Their mentor, Atul Patel, now an executive adviser with Modern AlkaMe, is a serial entrepreneur who has worked in cloud software for more than 15 years. If they outsourced their platform’s development, he told them over the summer, they wouldn’t know where the kinks in the system were hidden. Scaling the business would be more difficult.
“If they have the intern or employee on staff they can walk over, meet the next day and say ‘Hey a client asked for this’ and it’s done – versus an outside guy who’s busy,” Patel said. “It’s the agility, flexibility; it’s the awareness of what’s truly going on inside your software.”
Next came the personal sacrifice.
Ruhland worked 110 to 120 hours each week, arriving to work in the early hours and staying late into the night. At times, he slept under his desk.
“I love to be able to work these hours because it means we’re getting so much done,” Ruhland said in August. “We don’t realize the fact we’re working. I hate to sleep because it means we’re not getting work done.”
Welker worked 90-hour weeks and turned down a high-paying finance job to launch Modern AlkaMe with Ruhland.
“In 10 years, that $100,000 will be gone,” Welker said of the salary he turned down. “But a new business may not be gone.”
To help carry the load, the company took on unpaid interns over the summer. At one point the team grew to 16 members, including mentors, advisers, employees and the interns, who worked for school credit.
“Everyone in the office really believes in what we’re doing,” Ruhland said. “Everyone is sacrificing, but they really believe in it.”
Because they couldn’t pay salaries, Ruhland and Welker talked about awarding some employees and consultants a stake in the company – an alternative many early-stage startups consider. But with the prospect of awarding equity came the possibility that less-committed employees might leave and take their equity with them.
After mulling how to divvy up the equity for about a week, the founding team decided to make it an even split among the co-founders. By December they would add two co-founders who were involved in development, so there are now four people with equal shares in the company.
Over the course of seven months in EvoNexus, Modern AlkaMe remained self-funded, its co-founders wary of taking on investors unfamiliar with nootropics or the software. An investor from outside their industry might undervalue their company or drive it in a direction the co-founders didn’t believe in.
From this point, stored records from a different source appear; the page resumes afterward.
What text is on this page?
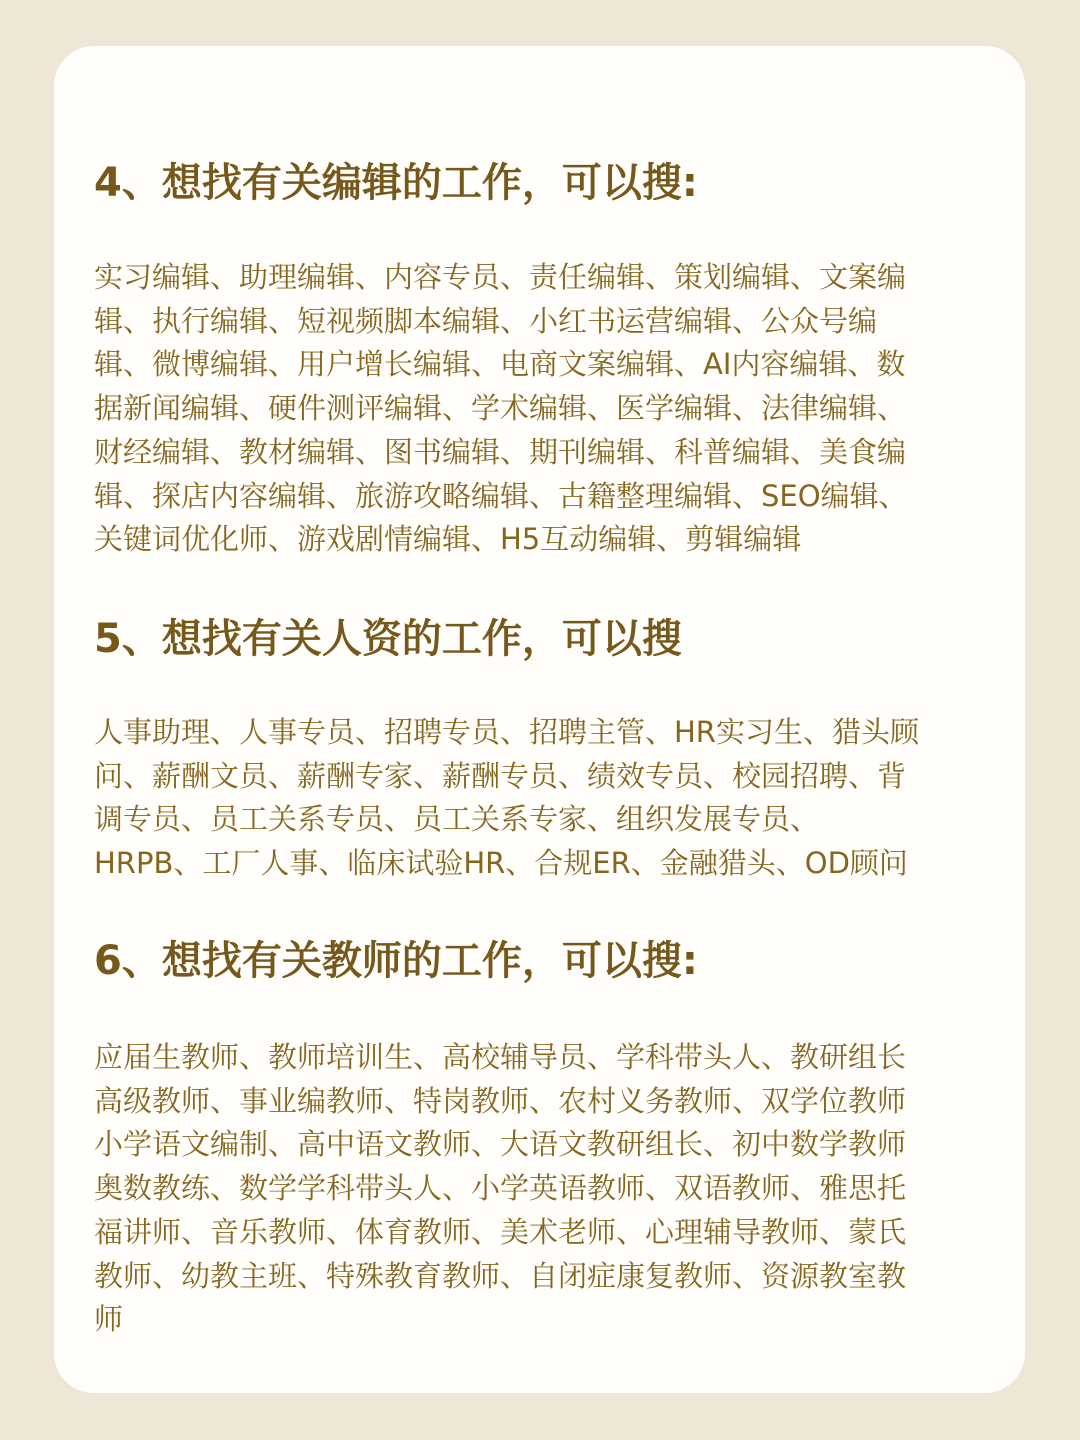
4、想找有关编辑的工作，可以搜:

实习编辑、助理编辑、内容专员、责任编辑、策划编辑、文案编
辑、执行编辑、短视频脚本编辑、小红书运营编辑、公众号编
辑、微博编辑、用户增长编辑、电商文案编辑、AI内容编辑、数
据新闻编辑、硬件测评编辑、学术编辑、医学编辑、法律编辑、
财经编辑、教材编辑、图书编辑、期刊编辑、科普编辑、美食编
辑、探店内容编辑、旅游攻略编辑、古籍整理编辑、SEO编辑、
关键词优化师、游戏剧情编辑、H5互动编辑、剪辑编辑

5、想找有关人资的工作，可以搜

人事助理、人事专员、招聘专员、招聘主管、HR实习生、猎头顾
问、薪酬文员、薪酬专家、薪酬专员、绩效专员、校园招聘、背
调专员、员工关系专员、员工关系专家、组织发展专员、
HRPB、工厂人事、临床试验HR、合规ER、金融猎头、OD顾问

6、想找有关教师的工作，可以搜:

应届生教师、教师培训生、高校辅导员、学科带头人、教研组长
高级教师、事业编教师、特岗教师、农村义务教师、双学位教师
小学语文编制、高中语文教师、大语文教研组长、初中数学教师
奥数教练、数学学科带头人、小学英语教师、双语教师、雅思托
福讲师、音乐教师、体育教师、美术老师、心理辅导教师、蒙氏
教师、幼教主班、特殊教育教师、自闭症康复教师、资源教室教
师
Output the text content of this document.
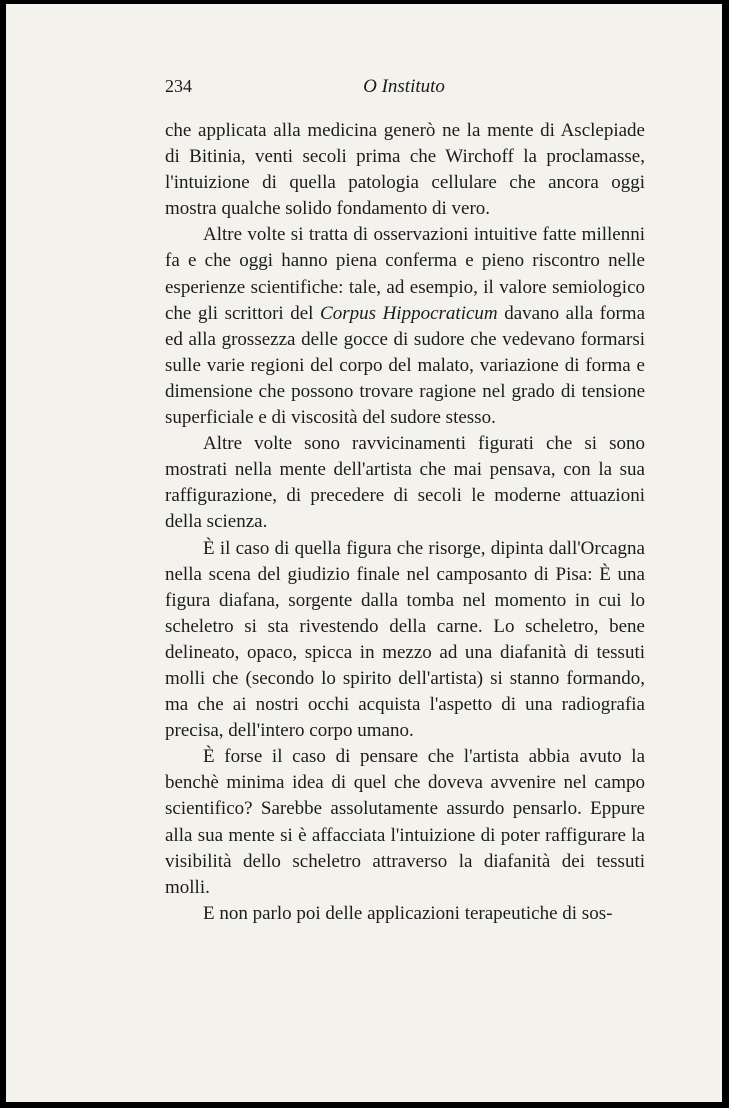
234	O Instituto

che applicata alla medicina generò ne la mente di Asclepiade di Bitinia, venti secoli prima che Wirchoff la proclamasse, l'intuizione di quella patologia cellulare che ancora oggi mostra qualche solido fondamento di vero.

Altre volte si tratta di osservazioni intuitive fatte millenni fa e che oggi hanno piena conferma e pieno riscontro nelle esperienze scientifiche: tale, ad esempio, il valore semiologico che gli scrittori del Corpus Hippocraticum davano alla forma ed alla grossezza delle gocce di sudore che vedevano formarsi sulle varie regioni del corpo del malato, variazione di forma e dimensione che possono trovare ragione nel grado di tensione superficiale e di viscosità del sudore stesso.

Altre volte sono ravvicinamenti figurati che si sono mostrati nella mente dell'artista che mai pensava, con la sua raffigurazione, di precedere di secoli le moderne attuazioni della scienza.

È il caso di quella figura che risorge, dipinta dall'Orcagna nella scena del giudizio finale nel camposanto di Pisa: È una figura diafana, sorgente dalla tomba nel momento in cui lo scheletro si sta rivestendo della carne. Lo scheletro, bene delineato, opaco, spicca in mezzo ad una diafanità di tessuti molli che (secondo lo spirito dell'artista) si stanno formando, ma che ai nostri occhi acquista l'aspetto di una radiografia precisa, dell'intero corpo umano.

È forse il caso di pensare che l'artista abbia avuto la benchè minima idea di quel che doveva avvenire nel campo scientifico? Sarebbe assolutamente assurdo pensarlo. Eppure alla sua mente si è affacciata l'intuizione di poter raffigurare la visibilità dello scheletro attraverso la diafanità dei tessuti molli.

E non parlo poi delle applicazioni terapeutiche di sos-
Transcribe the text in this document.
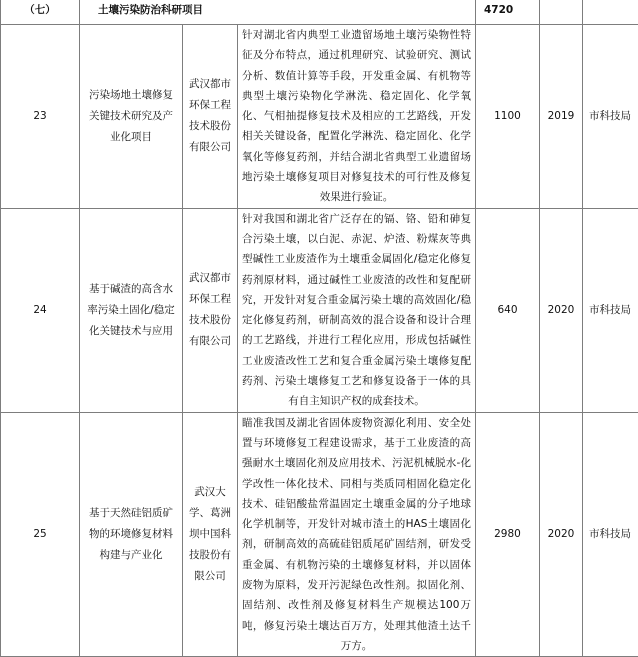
（七）	土壤污染防治科研项目			4720		
23	污染场地土壤修复关键技术研究及产业化项目	武汉都市环保工程技术股份有限公司	针对湖北省内典型工业遗留场地土壤污染物性特征及分布特点，通过机理研究、试验研究、测试分析、数值计算等手段，开发重金属、有机物等典型土壤污染物化学淋洗、稳定固化、化学氧化、气相抽提修复技术及相应的工艺路线，开发相关关键设备，配置化学淋洗、稳定固化、化学氧化等修复药剂，并结合湖北省典型工业遗留场地污染土壤修复项目对修复技术的可行性及修复效果进行验证。	1100	2019	市科技局
24	基于碱渣的高含水率污染土固化/稳定化关键技术与应用	武汉都市环保工程技术股份有限公司	针对我国和湖北省广泛存在的镉、铬、铅和砷复合污染土壤，以白泥、赤泥、炉渣、粉煤灰等典型碱性工业废渣作为土壤重金属固化/稳定化修复药剂原材料，通过碱性工业废渣的改性和复配研究，开发针对复合重金属污染土壤的高效固化/稳定化修复药剂，研制高效的混合设备和设计合理的工艺路线，并进行工程化应用，形成包括碱性工业废渣改性工艺和复合重金属污染土壤修复配药剂、污染土壤修复工艺和修复设备于一体的具有自主知识产权的成套技术。	640	2020	市科技局
25	基于天然硅铝质矿物的环境修复材料构建与产业化	武汉大学、葛洲坝中国科技股份有限公司	瞄准我国及湖北省固体废物资源化利用、安全处置与环境修复工程建设需求，基于工业废渣的高强耐水土壤固化剂及应用技术、污泥机械脱水-化学改性一体化技术、同相与类质同相固化稳定化技术、硅铝酸盐常温固定土壤重金属的分子地球化学机制等，开发针对城市渣土的HAS土壤固化剂，研制高效的高硫硅铝质尾矿固结剂，研发受重金属、有机物污染的土壤修复材料，并以固体废物为原料，发开污泥绿色改性剂。拟固化剂、固结剂、改性剂及修复材料生产规模达100万吨，修复污染土壤达百万方，处理其他渣土达千万方。	2980	2020	市科技局
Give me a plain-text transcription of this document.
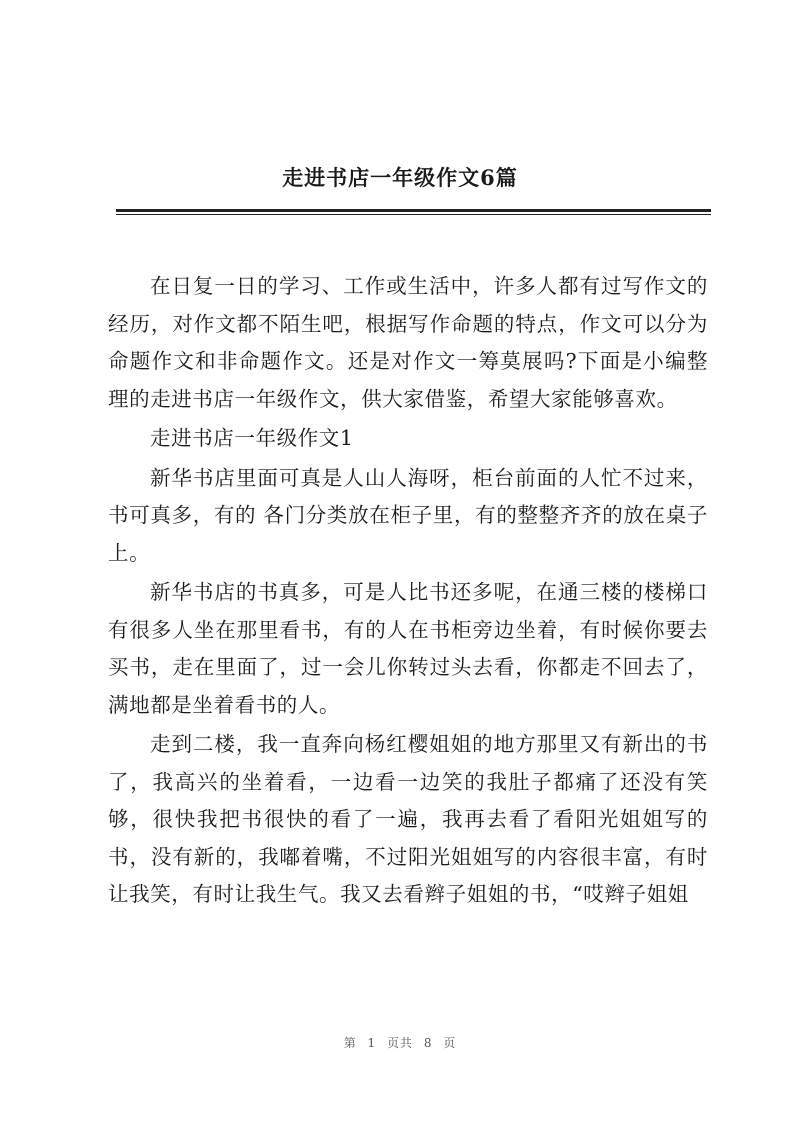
走进书店一年级作文6篇

在日复一日的学习、工作或生活中，许多人都有过写作文的经历，对作文都不陌生吧，根据写作命题的特点，作文可以分为命题作文和非命题作文。还是对作文一筹莫展吗?下面是小编整理的走进书店一年级作文，供大家借鉴，希望大家能够喜欢。

走进书店一年级作文1

新华书店里面可真是人山人海呀，柜台前面的人忙不过来，书可真多，有的 各门分类放在柜子里，有的整整齐齐的放在桌子上。

新华书店的书真多，可是人比书还多呢，在通三楼的楼梯口有很多人坐在那里看书，有的人在书柜旁边坐着，有时候你要去买书，走在里面了，过一会儿你转过头去看，你都走不回去了，满地都是坐着看书的人。

走到二楼，我一直奔向杨红樱姐姐的地方那里又有新出的书了，我高兴的坐着看，一边看一边笑的我肚子都痛了还没有笑够，很快我把书很快的看了一遍，我再去看了看阳光姐姐写的书，没有新的，我嘟着嘴，不过阳光姐姐写的内容很丰富，有时让我笑，有时让我生气。我又去看辫子姐姐的书，“哎辫子姐姐

第 1 页共 8 页
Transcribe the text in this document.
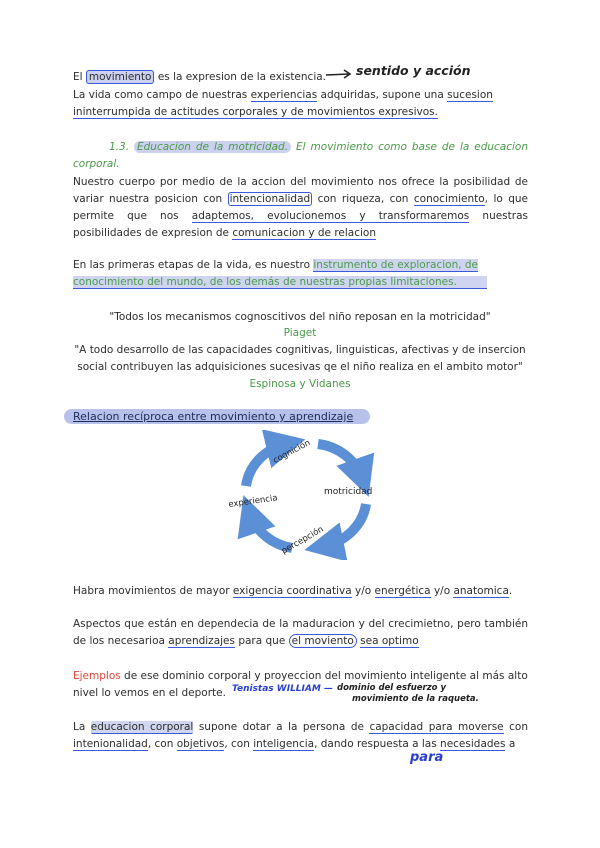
El movimiento es la expresion de la existencia.	sentido y acción

La vida como campo de nuestras experiencias adquiridas, supone una sucesion
ininterrumpida de actitudes corporales y de movimientos expresivos.

1.3. Educacion de la motricidad. El movimiento como base de la educacion corporal.

Nuestro cuerpo por medio de la accion del movimiento nos ofrece la posibilidad de variar nuestra posicion con intencionalidad con riqueza, con conocimiento, lo que permite que nos adaptemos, evolucionemos y transformaremos nuestras posibilidades de expresion de comunicacion y de relacion

En las primeras etapas de la vida, es nuestro instrumento de exploracion, de
conocimiento del mundo, de los demás de nuestras propias limitaciones.

"Todos los mecanismos cognoscitivos del niño reposan en la motricidad"

Piaget

"A todo desarrollo de las capacidades cognitivas, linguisticas, afectivas y de insercion social contribuyen las adquisiciones sucesivas qe el niño realiza en el ambito motor"

Espinosa y Vidanes

Relacion recíproca entre movimiento y aprendizaje
cognición
motricidad
percepción
experiencia

Habra movimientos de mayor exigencia coordinativa y/o energética y/o anatomica.

Aspectos que están en dependecia de la maduracion y del crecimietno, pero también de los necesarioa aprendizajes para que el moviento sea optimo

Ejemplos de ese dominio corporal y proyeccion del movimiento inteligente al más alto nivel lo vemos en el deporte. Tenistas WILLIAM — dominio del esfuerzo y
movimiento de la raqueta.

La educacion corporal supone dotar a la persona de capacidad para moverse con intenionalidad, con objetivos, con inteligencia, dando respuesta a las necesidades a

para
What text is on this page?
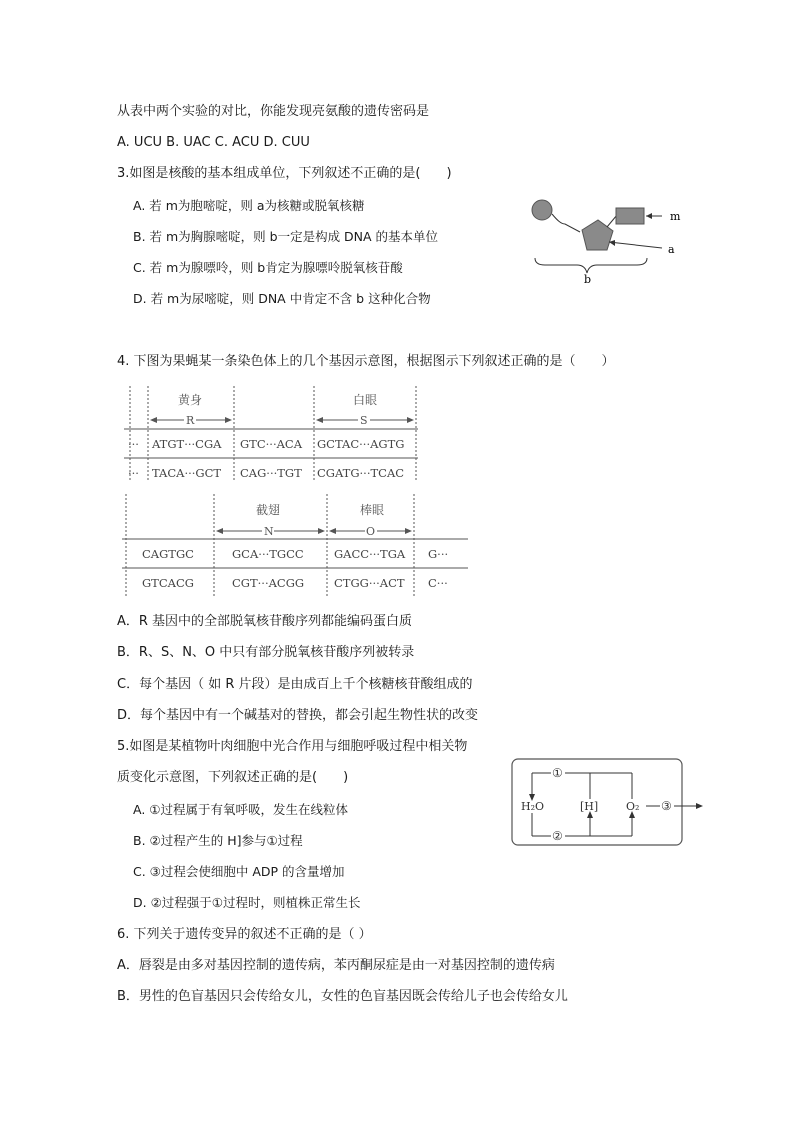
从表中两个实验的对比，你能发现亮氨酸的遗传密码是
A. UCU B. UAC C. ACU D. CUU
3.如图是核酸的基本组成单位，下列叙述不正确的是(　　)
A. 若 m为胞嘧啶，则 a为核糖或脱氧核糖
B. 若 m为胸腺嘧啶，则 b一定是构成 DNA 的基本单位
C. 若 m为腺嘌呤，则 b肯定为腺嘌呤脱氧核苷酸
D. 若 m为尿嘧啶，则 DNA 中肯定不含 b 这种化合物
m
a
b
4. 下图为果蝇某一条染色体上的几个基因示意图，根据图示下列叙述正确的是（　　）
黄身
R
白眼
S
··· ATGT···CGA GTC···ACA GCTAC···AGTG
··· TACA···GCT CAG···TGT CGATG···TCAC
截翅
N
棒眼
O
CAGTGC	GCA···TGCC	GACC···TGA G···
GTCACG	CGT···ACGG	CTGG···ACT C···
A．R 基因中的全部脱氧核苷酸序列都能编码蛋白质
B．R、S、N、O 中只有部分脱氧核苷酸序列被转录
C．每个基因（ 如 R 片段）是由成百上千个核糖核苷酸组成的
D．每个基因中有一个碱基对的替换，都会引起生物性状的改变
5.如图是某植物叶肉细胞中光合作用与细胞呼吸过程中相关物
质变化示意图，下列叙述正确的是(　　)
A. ①过程属于有氧呼吸，发生在线粒体
B. ②过程产生的 H]参与①过程
C. ③过程会使细胞中 ADP 的含量增加
D. ②过程强于①过程时，则植株正常生长
①
②
③
H₂O	[H]	O₂
6. 下列关于遗传变异的叙述不正确的是（ ）
A．唇裂是由多对基因控制的遗传病，苯丙酮尿症是由一对基因控制的遗传病
B．男性的色盲基因只会传给女儿，女性的色盲基因既会传给儿子也会传给女儿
A few would-be investors offered to close Modern AlkaMe’s seed round of $500,000, but Ruhland and Welker wanted to wait for the right person.
Investors familiar with a startup’s specialty offer “smart money,” connections to potential clients, and access to additional investors to grow the business, said Richard Sudek, the executive director of the Irvine-based Institute for Innovation and a member of the EvoNexus committee that chooses startups for the incubator.
Now, Modern AlkaMe’s founders are considering a new round of capitalto accelerate growth. Whatever the plan, the sacrifice, risk, or end result, the company’s core group is devoted to getting Modern AlkaMe off the ground.
“All we really care about with the founding team is they are in it 100 percent,” Ruhland said. “We don’t have anyone on the team that’s in it for a number or for a paycheck.”